Is that what the 4th amendment to Iraq's constitution reads? I must admit I haven't read it.

Quote:

Would you be happy if soldiers from a foreign army raided your home?
No, I wouldn't be happy, but if I was in a war zone I'd expect it and if they were hunting thugs like the mujahedeen. I'd understand it. :)

wolf 09-19-2004 07:45 AM

I've not really participated in this discussion, but I do have a question ...

If the whole thing is about FILM of helicopters doing a certain thing, why are there only text articles describing something that may have happened in the way described, or may not?

lookout123 09-19-2004 10:15 AM

because the film is only a snippet of people standing on and milling around the bradley then the missile hit. no film that i've found on the net so far gives anything more than a few seconds before the missile strike.

Clodfobble 09-19-2004 02:26 PM

That was the weird thing to me--the video I saw showed a group of people around the machinery, then they all scattered (but nothing happened,) then the video cut to an Arab reporter, but the background didn't even make it clear that it was in the same area as the previous shot. Then the camera is cut with static a bit and the reporter falls down, and that's the end of it. No helicopters, visible missiles, or bloody crowds in the video I saw.

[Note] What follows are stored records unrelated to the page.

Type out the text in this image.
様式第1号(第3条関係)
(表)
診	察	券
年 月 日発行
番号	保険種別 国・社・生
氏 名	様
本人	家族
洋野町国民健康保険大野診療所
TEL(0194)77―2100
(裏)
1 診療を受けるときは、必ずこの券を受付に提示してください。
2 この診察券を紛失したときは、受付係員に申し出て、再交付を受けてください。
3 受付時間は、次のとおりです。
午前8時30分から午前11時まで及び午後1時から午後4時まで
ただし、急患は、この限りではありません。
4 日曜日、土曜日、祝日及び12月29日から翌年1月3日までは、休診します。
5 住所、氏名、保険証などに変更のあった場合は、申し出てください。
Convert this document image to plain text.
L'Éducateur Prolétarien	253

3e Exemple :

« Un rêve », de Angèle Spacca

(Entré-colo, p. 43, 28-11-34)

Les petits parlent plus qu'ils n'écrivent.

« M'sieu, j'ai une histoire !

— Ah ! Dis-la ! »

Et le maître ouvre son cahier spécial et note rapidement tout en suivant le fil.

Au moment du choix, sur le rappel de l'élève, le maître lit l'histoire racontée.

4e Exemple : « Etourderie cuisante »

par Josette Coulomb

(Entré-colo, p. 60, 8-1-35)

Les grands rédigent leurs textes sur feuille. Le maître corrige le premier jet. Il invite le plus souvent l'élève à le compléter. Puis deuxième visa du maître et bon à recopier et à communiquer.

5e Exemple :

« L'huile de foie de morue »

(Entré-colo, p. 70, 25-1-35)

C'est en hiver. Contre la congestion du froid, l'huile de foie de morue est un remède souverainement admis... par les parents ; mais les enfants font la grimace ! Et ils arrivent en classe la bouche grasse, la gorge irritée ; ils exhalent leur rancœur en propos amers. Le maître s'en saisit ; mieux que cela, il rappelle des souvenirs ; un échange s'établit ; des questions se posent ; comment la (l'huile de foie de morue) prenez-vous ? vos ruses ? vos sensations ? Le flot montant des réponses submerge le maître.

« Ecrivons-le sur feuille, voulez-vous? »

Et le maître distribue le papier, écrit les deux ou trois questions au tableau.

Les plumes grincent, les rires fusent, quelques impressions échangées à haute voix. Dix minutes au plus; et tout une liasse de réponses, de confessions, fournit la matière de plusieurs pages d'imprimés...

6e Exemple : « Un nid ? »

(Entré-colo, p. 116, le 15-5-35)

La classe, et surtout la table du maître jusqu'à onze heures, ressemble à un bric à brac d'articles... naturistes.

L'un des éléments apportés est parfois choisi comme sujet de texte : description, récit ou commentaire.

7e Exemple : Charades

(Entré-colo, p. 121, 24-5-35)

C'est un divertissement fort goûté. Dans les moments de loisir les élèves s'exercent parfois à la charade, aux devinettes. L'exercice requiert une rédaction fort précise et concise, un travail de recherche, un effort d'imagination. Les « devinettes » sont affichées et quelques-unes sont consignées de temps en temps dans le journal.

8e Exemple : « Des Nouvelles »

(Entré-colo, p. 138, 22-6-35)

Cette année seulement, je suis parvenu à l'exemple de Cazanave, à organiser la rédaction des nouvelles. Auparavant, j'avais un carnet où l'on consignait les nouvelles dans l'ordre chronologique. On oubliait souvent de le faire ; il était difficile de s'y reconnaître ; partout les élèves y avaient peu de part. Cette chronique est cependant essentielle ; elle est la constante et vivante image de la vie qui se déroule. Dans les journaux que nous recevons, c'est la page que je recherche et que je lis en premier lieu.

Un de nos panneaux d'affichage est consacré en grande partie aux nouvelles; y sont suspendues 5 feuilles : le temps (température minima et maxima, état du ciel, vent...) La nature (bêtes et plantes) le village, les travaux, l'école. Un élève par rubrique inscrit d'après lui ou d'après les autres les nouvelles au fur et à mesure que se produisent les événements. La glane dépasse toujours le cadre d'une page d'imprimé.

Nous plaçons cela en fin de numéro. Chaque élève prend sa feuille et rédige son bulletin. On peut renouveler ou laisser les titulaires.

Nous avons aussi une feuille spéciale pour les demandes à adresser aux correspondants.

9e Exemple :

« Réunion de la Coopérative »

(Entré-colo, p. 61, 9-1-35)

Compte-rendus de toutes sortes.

lookout123 09-19-2004 04:48 PM

the clips i've seen have the reporter in them, the cameraman sweeps the street where you see the people and the bradley, the reporter points everyone blows up while the image is lost then it picks back up and you see the helicopter.

i have no doubt that US helicopters fired on a group of people around a still smoldering bradley. beyond that - i nor anyone else here knows what really happened.